Friday, October 13, 2006

Travel Hazards

My dear readers, I hope you have not decamped for greener pastures while I am too busy having a ball in Berlin and trying to find the letters and apostrophes in the German keyboard.
Lots of adventures to tell you about. I've been walking like there is no tomorrow, and today I rode a bike pretty much over half of East Berlin for about five hours, which for those of you who know me, may come as a shock.


But I have to say, renting a bike is a great way to see this city, because you cover so much more ground in this bigass town. So we went first to Karl Marx Allee which was the monumental main avenue of the communist era. A sight to behold: it is lined up with the requisite Soviet-style humongous monstrosities; imposing edifices with greek columns and reliefs of the workers working, buildings that make the human being feel extremely small.

I was thrilled to see this part of Berlin, that still feels a bit ghastly, because on foot it would be too much of a schlep. Then we went down towards what remains of the wall, near the river, which is covered with stupid graffitti asking for world peace and such and then down to Kreutzberg which is a funky neighborhood with a big Turkish and foreign community and where you can actually see how people live. Berlin seems extremely livable, and word is that the rents are very cheap, which is why it attracts many artists and bohemians. There is so much space here! The transportation system is a miracle, there are bike paths everywhere and it is clean and quiet. BUT. It is Germany. Some people are nice, in a discreet kind of way, and some are very gruff. Nobody here dies of passionate enthusiasm. To wit, today, after my heroic biking adventure, I was so tired coming back to the hotel in the train, that as the train stopped ever so gently at the station, I thought I would lean on one of the support posts and I guess the post must have moved (Nazi!) because I fell down quite dramatically. Yet I didnt hear a peep, not a hum, not a breath, from any of the passengers in the car. I asked my friend if people laughed, or smiled or grimaced or something but she reports they were dead serious. People here are quiet. Restaurants and bars for the most part are so quiet that you can have a conversation without screaming your head off, a reason compelling enough to consider moving here.
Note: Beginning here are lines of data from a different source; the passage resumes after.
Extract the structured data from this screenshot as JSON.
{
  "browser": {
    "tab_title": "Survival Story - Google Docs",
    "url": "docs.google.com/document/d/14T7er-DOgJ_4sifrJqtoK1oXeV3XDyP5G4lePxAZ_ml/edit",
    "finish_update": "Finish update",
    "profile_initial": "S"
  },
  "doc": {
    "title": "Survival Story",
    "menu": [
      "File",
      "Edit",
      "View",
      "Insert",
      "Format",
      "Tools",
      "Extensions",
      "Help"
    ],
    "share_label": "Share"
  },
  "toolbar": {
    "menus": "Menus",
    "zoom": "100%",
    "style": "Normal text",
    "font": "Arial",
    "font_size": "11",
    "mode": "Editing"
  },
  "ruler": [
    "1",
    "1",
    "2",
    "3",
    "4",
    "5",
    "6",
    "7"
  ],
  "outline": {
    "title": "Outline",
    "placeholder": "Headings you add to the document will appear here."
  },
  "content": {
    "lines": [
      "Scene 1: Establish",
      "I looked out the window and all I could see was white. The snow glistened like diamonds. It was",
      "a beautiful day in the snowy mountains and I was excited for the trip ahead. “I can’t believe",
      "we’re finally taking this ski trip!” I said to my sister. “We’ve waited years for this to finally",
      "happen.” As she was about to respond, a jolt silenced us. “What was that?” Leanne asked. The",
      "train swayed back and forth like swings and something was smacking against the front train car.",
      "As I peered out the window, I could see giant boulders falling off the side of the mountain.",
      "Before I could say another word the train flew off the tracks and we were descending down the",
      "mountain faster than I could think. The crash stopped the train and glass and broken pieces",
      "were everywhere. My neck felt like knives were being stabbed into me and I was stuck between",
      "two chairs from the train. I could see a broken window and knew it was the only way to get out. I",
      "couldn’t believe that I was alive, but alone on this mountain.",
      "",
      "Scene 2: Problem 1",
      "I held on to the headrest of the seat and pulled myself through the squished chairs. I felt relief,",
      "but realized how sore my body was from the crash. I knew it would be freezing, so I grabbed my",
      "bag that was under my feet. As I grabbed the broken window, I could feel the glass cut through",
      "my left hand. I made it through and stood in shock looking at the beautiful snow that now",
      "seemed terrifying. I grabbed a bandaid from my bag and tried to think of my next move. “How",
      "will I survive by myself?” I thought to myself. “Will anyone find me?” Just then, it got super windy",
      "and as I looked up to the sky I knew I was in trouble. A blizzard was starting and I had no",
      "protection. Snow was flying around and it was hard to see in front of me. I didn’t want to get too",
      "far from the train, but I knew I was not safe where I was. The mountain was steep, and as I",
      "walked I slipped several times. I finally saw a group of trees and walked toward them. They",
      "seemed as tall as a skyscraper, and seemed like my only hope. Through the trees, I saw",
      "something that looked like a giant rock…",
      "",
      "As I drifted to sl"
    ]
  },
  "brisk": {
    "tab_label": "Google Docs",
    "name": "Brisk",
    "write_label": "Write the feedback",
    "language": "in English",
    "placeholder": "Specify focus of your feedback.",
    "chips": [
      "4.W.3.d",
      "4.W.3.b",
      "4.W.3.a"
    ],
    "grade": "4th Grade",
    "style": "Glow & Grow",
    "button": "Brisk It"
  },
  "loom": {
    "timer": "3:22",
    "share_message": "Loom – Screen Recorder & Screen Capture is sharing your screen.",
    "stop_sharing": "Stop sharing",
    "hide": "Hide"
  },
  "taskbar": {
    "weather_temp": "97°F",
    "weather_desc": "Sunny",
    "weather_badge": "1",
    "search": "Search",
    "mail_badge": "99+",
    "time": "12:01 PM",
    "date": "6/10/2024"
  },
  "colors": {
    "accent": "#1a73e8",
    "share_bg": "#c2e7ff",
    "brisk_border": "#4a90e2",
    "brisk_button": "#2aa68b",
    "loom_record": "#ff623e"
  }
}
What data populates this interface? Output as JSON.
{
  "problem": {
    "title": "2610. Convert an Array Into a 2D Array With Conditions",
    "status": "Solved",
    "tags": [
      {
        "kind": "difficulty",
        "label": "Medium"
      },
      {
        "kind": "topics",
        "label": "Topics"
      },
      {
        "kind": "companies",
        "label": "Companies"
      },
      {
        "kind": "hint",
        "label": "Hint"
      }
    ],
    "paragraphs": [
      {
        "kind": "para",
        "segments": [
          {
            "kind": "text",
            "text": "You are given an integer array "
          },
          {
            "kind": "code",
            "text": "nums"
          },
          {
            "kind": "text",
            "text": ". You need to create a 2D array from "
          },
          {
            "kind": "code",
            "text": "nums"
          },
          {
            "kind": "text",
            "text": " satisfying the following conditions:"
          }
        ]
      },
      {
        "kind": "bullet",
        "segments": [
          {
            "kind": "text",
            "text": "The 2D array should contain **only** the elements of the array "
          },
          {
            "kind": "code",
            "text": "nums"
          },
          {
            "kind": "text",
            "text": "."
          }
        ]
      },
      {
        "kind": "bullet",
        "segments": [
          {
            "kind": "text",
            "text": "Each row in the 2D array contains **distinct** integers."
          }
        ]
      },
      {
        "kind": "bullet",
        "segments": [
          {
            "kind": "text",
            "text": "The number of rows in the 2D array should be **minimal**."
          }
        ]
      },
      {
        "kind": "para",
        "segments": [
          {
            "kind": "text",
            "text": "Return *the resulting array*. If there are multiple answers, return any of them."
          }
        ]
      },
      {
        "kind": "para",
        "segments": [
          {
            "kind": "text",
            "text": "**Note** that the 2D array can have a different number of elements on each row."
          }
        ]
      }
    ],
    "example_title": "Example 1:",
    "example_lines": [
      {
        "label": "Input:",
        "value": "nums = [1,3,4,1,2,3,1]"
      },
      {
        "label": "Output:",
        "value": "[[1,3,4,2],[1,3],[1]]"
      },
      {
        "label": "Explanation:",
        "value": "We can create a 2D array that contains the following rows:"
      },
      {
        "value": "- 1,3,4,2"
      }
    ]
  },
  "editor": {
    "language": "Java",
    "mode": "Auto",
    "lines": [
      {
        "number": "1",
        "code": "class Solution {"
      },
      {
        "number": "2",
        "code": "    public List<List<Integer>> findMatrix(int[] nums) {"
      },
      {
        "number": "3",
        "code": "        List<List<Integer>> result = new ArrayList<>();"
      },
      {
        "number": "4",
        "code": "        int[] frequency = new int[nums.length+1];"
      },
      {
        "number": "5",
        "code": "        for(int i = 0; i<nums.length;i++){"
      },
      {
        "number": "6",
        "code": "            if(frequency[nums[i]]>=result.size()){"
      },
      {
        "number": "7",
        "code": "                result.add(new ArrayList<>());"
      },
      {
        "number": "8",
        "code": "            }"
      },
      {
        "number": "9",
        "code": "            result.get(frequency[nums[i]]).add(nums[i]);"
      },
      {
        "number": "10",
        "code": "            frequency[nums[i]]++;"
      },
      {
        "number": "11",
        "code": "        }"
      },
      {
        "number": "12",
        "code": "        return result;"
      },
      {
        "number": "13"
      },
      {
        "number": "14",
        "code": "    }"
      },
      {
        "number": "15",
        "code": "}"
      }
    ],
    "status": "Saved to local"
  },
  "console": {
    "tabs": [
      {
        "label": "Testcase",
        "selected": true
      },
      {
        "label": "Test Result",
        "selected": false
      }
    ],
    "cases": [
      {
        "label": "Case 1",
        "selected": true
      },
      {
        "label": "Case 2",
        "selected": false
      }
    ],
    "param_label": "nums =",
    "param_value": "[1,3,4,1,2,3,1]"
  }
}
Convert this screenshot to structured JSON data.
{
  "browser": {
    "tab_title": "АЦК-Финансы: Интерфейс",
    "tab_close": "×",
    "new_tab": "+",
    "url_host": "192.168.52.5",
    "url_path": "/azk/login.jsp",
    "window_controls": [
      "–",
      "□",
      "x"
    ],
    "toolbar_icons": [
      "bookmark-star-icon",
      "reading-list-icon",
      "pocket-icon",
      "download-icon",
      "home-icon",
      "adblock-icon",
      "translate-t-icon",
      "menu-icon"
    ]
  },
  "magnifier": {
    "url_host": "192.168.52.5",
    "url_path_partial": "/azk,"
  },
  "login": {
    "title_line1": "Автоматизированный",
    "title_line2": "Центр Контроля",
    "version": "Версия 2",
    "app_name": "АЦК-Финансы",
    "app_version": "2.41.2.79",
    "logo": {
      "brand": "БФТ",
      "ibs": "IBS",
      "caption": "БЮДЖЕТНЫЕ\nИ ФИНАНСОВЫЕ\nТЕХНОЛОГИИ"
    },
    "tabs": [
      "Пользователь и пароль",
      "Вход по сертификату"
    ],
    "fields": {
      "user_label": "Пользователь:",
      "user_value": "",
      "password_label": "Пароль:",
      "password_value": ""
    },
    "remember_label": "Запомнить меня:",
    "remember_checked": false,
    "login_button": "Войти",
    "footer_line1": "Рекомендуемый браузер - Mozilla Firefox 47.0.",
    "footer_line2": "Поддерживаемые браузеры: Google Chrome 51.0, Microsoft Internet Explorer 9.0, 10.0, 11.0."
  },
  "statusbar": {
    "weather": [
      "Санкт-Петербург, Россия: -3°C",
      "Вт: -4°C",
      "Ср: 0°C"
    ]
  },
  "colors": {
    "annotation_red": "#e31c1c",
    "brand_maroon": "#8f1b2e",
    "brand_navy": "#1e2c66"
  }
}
I assume the quality of life is fantastic, the public services amazing. Just the pristine state of any public bathroom and the fact that there are so many is another reason to think about it. However, they should revise their penchant for sandpaper grade toilet paper, also available everywhere, (maybe they havent noticed, but the war is over).
Mayor Bloomberg seriously needs to come to Berlin and check it out. Clean public restrooms everywhere, bike lanes, public internet spaces, clean trains that run on a schedule like clockwork, etc. Note to Americans: Whatever the Germans are paying in taxes seems to be working for them, ok? Amazing that a place where such barbarism happened is so damn civilized now. And in fact, Europe nowadays seems more civilized than the US. When that happens, it is really time for us to worry. It is not only that the standard of living is better and every service is better. Its that it doesnt seem to be overrun by stupidity.


For instance, yesterday I went to the Film Museum. It is about the history of German film and it is fantastic fun (with lengthy, methodical overexplanations). There is a whole area dedicated to Marlene Dietrich, who is like the German Elvis, except less stupid. The point is that they talk about her work and her personal life and never do they shy away of explaining to the public that she basically fucked everything that moved, be it male or female. They dont say it in these exact words, but they say it, admiringly even. This, of course, would never happen in the States. Because people there prefer to see someones head blown away by a Howitzer, than a female nipple in a football stadium.